Nuvama believes premium products will continue to play an important role in driving revenue growth and improving profitability over the medium term.

The brokerage sees premiumisation as one of the strongest structural growth opportunities for the company.


D2C brands are scaling rapidly

HUL’s investments in direct-to-consumer brands are also beginning to show results.

According to Nuvama, wellness brand OZiva has grown nearly fourfold over the past three years.

The brokerage also highlighted the strong performance of skincare brand Minimalist, which continued to deliver double-digit growth during the year of acquisition.

These brands are helping HUL strengthen its presence in high-growth segments such as health supplements, wellness products, and premium skincare.

Their expanding contribution is expected to support both growth and portfolio diversification.


Digital channels continue to gain traction

Changing consumer buying habits have become another major tailwind for HUL.

The brokerage noted that e-commerce revenue grew 25% year-on-year during FY26, while quick-commerce sales doubled over the same period.

Growth across online platforms reflects increasing consumer preference for convenience-led shopping and faster delivery models.

Nuvama also pointed to continued expansion in modern trade channels, which are contributing to HUL’s distribution and revenue growth.

The company’s strong presence across both traditional and digital channels positions it well to capture evolving consumption trends.


Profitability and return ratios remain healthy

While HUL continued to invest in growth initiatives, profitability remained resilient.

The company reported an EBITDA margin of 23.6% during FY26, remaining within management’s guided range despite a modest year-on-year decline.

Return ratios improved further during the year.

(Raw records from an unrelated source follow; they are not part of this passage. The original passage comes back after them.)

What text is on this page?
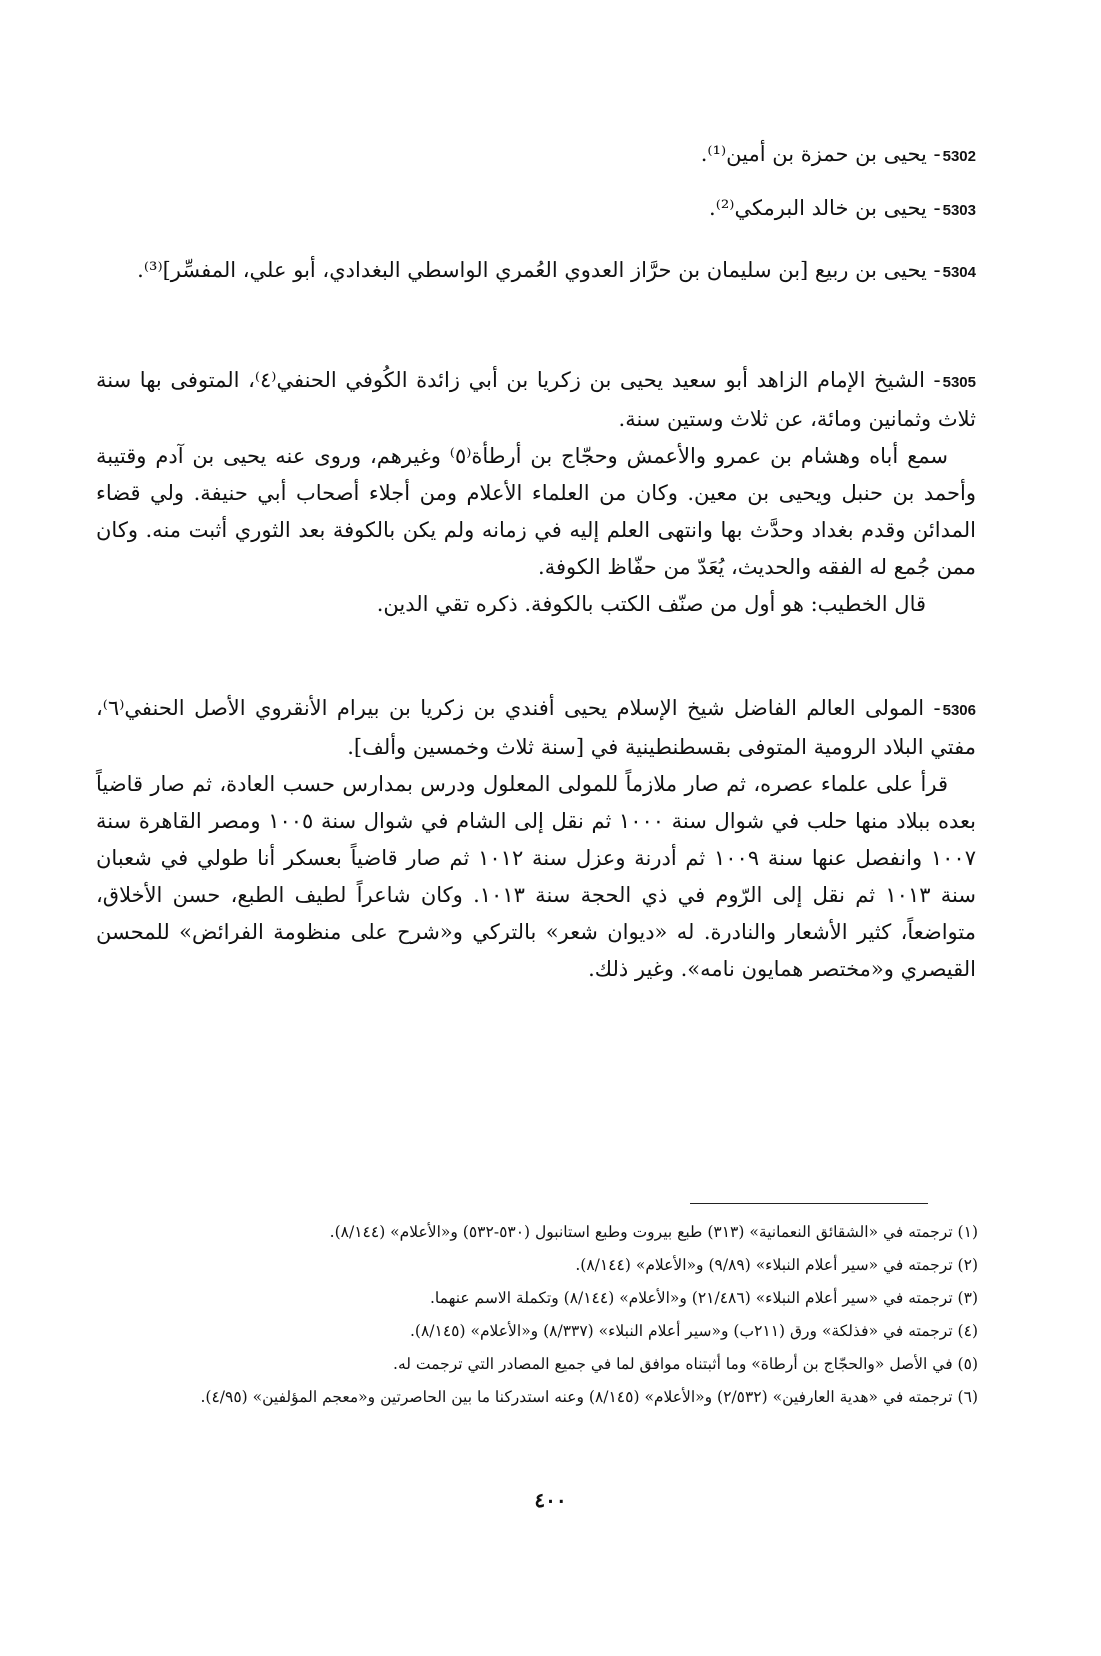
5302- يحيى بن حمزة بن أمين⁽¹⁾.

5303- يحيى بن خالد البرمكي⁽²⁾.

5304- يحيى بن ربيع [بن سليمان بن حرَّاز العدوي العُمري الواسطي البغدادي، أبو علي، المفسِّر]⁽³⁾.

5305- الشيخ الإمام الزاهد أبو سعيد يحيى بن زكريا بن أبي زائدة الكُوفي الحنفي⁽٤⁾، المتوفى بها سنة ثلاث وثمانين ومائة، عن ثلاث وستين سنة.

سمع أباه وهشام بن عمرو والأعمش وحجّاج بن أرطأة⁽٥⁾ وغيرهم، وروى عنه يحيى بن آدم وقتيبة وأحمد بن حنبل ويحيى بن معين. وكان من العلماء الأعلام ومن أجلاء أصحاب أبي حنيفة. ولي قضاء المدائن وقدم بغداد وحدَّث بها وانتهى العلم إليه في زمانه ولم يكن بالكوفة بعد الثوري أثبت منه. وكان ممن جُمع له الفقه والحديث، يُعَدّ من حفّاظ الكوفة.

قال الخطيب: هو أول من صنّف الكتب بالكوفة. ذكره تقي الدين.

5306- المولى العالم الفاضل شيخ الإسلام يحيى أفندي بن زكريا بن بيرام الأنقروي الأصل الحنفي⁽٦⁾، مفتي البلاد الرومية المتوفى بقسطنطينية في [سنة ثلاث وخمسين وألف].

قرأ على علماء عصره، ثم صار ملازماً للمولى المعلول ودرس بمدارس حسب العادة، ثم صار قاضياً بعده ببلاد منها حلب في شوال سنة ١٠٠٠ ثم نقل إلى الشام في شوال سنة ١٠٠٥ ومصر القاهرة سنة ١٠٠٧ وانفصل عنها سنة ١٠٠٩ ثم أدرنة وعزل سنة ١٠١٢ ثم صار قاضياً بعسكر أنا طولي في شعبان سنة ١٠١٣ ثم نقل إلى الرّوم في ذي الحجة سنة ١٠١٣. وكان شاعراً لطيف الطبع، حسن الأخلاق، متواضعاً، كثير الأشعار والنادرة. له «ديوان شعر» بالتركي و«شرح على منظومة الفرائض» للمحسن القيصري و«مختصر همايون نامه». وغير ذلك.

(١) ترجمته في «الشقائق النعمانية» (٣١٣) طبع بيروت وطبع استانبول (٥٣٠-٥٣٢) و«الأعلام» (٨/١٤٤).

(٢) ترجمته في «سير أعلام النبلاء» (٩/٨٩) و«الأعلام» (٨/١٤٤).

(٣) ترجمته في «سير أعلام النبلاء» (٢١/٤٨٦) و«الأعلام» (٨/١٤٤) وتكملة الاسم عنهما.

(٤) ترجمته في «فذلكة» ورق (٢١١ب) و«سير أعلام النبلاء» (٨/٣٣٧) و«الأعلام» (٨/١٤٥).

(٥) في الأصل «والحجّاج بن أرطاة» وما أثبتناه موافق لما في جميع المصادر التي ترجمت له.

(٦) ترجمته في «هدية العارفين» (٢/٥٣٢) و«الأعلام» (٨/١٤٥) وعنه استدركنا ما بين الحاصرتين و«معجم المؤلفين» (٤/٩٥).

٤٠٠
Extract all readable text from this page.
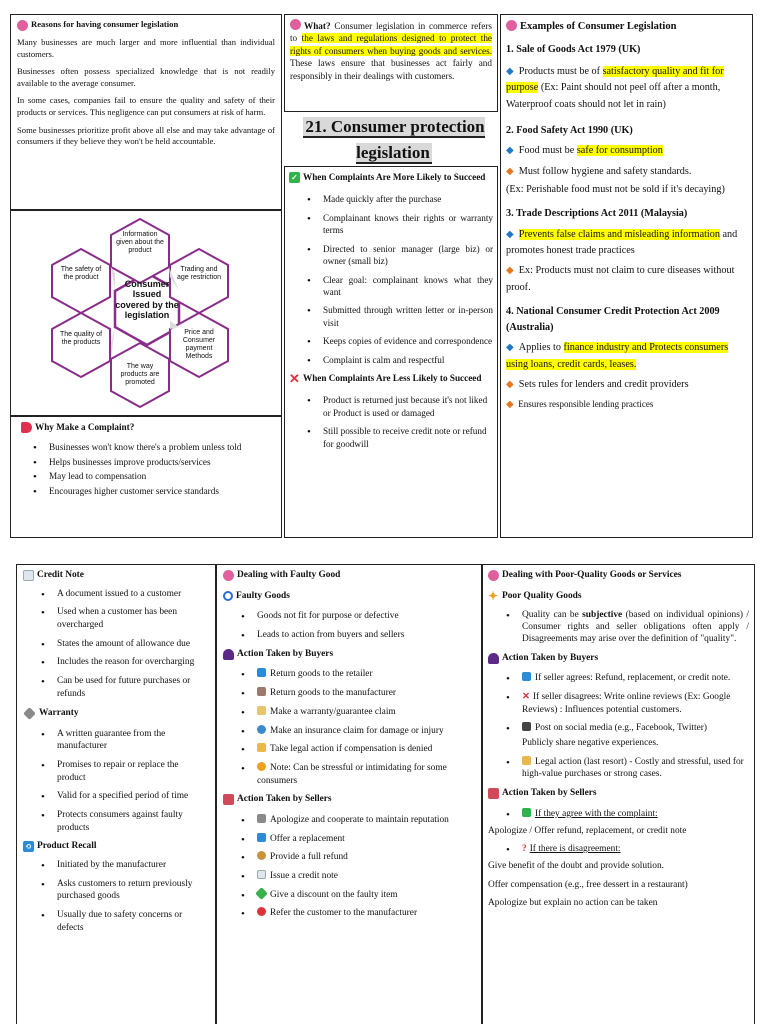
Reasons for having consumer legislation
Many businesses are much larger and more influential than individual customers.
Businesses often possess specialized knowledge that is not readily available to the average consumer.
In some cases, companies fail to ensure the quality and safety of their products or services. This negligence can put consumers at risk of harm.
Some businesses prioritize profit above all else and may take advantage of consumers if they believe they won't be held accountable.
Consumer Issued covered by the legislation
Information given about the product
Trading and age restriction
Price and Consumer payment Methods
The way products are promoted
The quality of the products
The safety of the product
Why Make a Complaint?
• Businesses won't know there's a problem unless told
• Helps businesses improve products/services
• May lead to compensation
• Encourages higher customer service standards
What? Consumer legislation in commerce refers to the laws and regulations designed to protect the rights of consumers when buying goods and services. These laws ensure that businesses act fairly and responsibly in their dealings with customers.
21. Consumer protection legislation
✓ When Complaints Are More Likely to Succeed
• Made quickly after the purchase
• Complainant knows their rights or warranty terms
• Directed to senior manager (large biz) or owner (small biz)
• Clear goal: complainant knows what they want
• Submitted through written letter or in-person visit
• Keeps copies of evidence and correspondence
• Complaint is calm and respectful
✕ When Complaints Are Less Likely to Succeed
• Product is returned just because it's not liked or Product is used or damaged
• Still possible to receive credit note or refund for goodwill
Examples of Consumer Legislation
1. Sale of Goods Act 1979 (UK)
◆ Products must be of satisfactory quality and fit for purpose (Ex: Paint should not peel off after a month, Waterproof coats should not let in rain)
2. Food Safety Act 1990 (UK)
◆ Food must be safe for consumption
◆ Must follow hygiene and safety standards.
(Ex: Perishable food must not be sold if it's decaying)
3. Trade Descriptions Act 2011 (Malaysia)
◆ Prevents false claims and misleading information and promotes honest trade practices
◆ Ex: Products must not claim to cure diseases without proof.
4. National Consumer Credit Protection Act 2009 (Australia)
◆ Applies to finance industry and Protects consumers using loans, credit cards, leases.
◆ Sets rules for lenders and credit providers
◆ Ensures responsible lending practices
Credit Note
• A document issued to a customer
• Used when a customer has been overcharged
• States the amount of allowance due
• Includes the reason for overcharging
• Can be used for future purchases or refunds
Warranty
• A written guarantee from the manufacturer
• Promises to repair or replace the product
• Valid for a specified period of time
• Protects consumers against faulty products
⟲ Product Recall
• Initiated by the manufacturer
• Asks customers to return previously purchased goods
• Usually due to safety concerns or defects
Dealing with Faulty Good
Faulty Goods
• Goods not fit for purpose or defective
• Leads to action from buyers and sellers
Action Taken by Buyers
• Return goods to the retailer
• Return goods to the manufacturer
• Make a warranty/guarantee claim
• Make an insurance claim for damage or injury
• Take legal action if compensation is denied
• Note: Can be stressful or intimidating for some consumers
Action Taken by Sellers
• Apologize and cooperate to maintain reputation
• Offer a replacement
• Provide a full refund
• Issue a credit note
• Give a discount on the faulty item
• Refer the customer to the manufacturer
Dealing with Poor-Quality Goods or Services
✦ Poor Quality Goods
• Quality can be subjective (based on individual opinions) / Consumer rights and seller obligations often apply / Disagreements may arise over the definition of "quality".
Action Taken by Buyers
• If seller agrees: Refund, replacement, or credit note.
• ✕ If seller disagrees: Write online reviews (Ex: Google Reviews) : Influences potential customers.
• Post on social media (e.g., Facebook, Twitter)
Publicly share negative experiences.
• Legal action (last resort) - Costly and stressful, used for high-value purchases or strong cases.
Action Taken by Sellers
• If they agree with the complaint:
Apologize / Offer refund, replacement, or credit note
• ? If there is disagreement:
Give benefit of the doubt and provide solution.
Offer compensation (e.g., free dessert in a restaurant)
Apologize but explain no action can be taken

Return on Equity increased to 22.1% from 20.5% a year earlier, while Return on Capital Employed rose to 29.3%.

The brokerage believes HUL’s strong cash generation capabilities and efficient capital allocation continue to support shareholder value creation.


Key risk remains rural demand

Despite its positive outlook, Nuvama highlighted one important risk factor.

The brokerage noted that the possibility of El Niño-related weather disruptions could affect rural consumption trends during the second half of the year.

Any adverse impact on agricultural output or rural incomes could temporarily moderate demand growth in key consumer categories.

However, Nuvama believes HUL’s diversified product portfolio, premiumisation strategy, and growing digital presence provide sufficient support to offset potential near-term challenges.


Conclusion

Nuvama’s bullish stance on Hindustan Unilever is driven by accelerating revenue growth, expanding premium product offerings, rapid scaling of D2C brands, and strong momentum across e-commerce and quick-commerce channels.

While rural demand remains a factor to monitor, the brokerage believes HUL is well positioned to deliver sustained growth and margin resilience, making it one of its preferred FMCG investment ideas.


Disclaimer: The views, ratings, and target prices mentioned in this article are based on brokerage research reports and are intended solely for informational purposes. They should not be construed as investment advice or recommendations to buy, sell, or hold any security. Investors should conduct their own research and consult a SEBI-registered financial advisor before making investment decisions.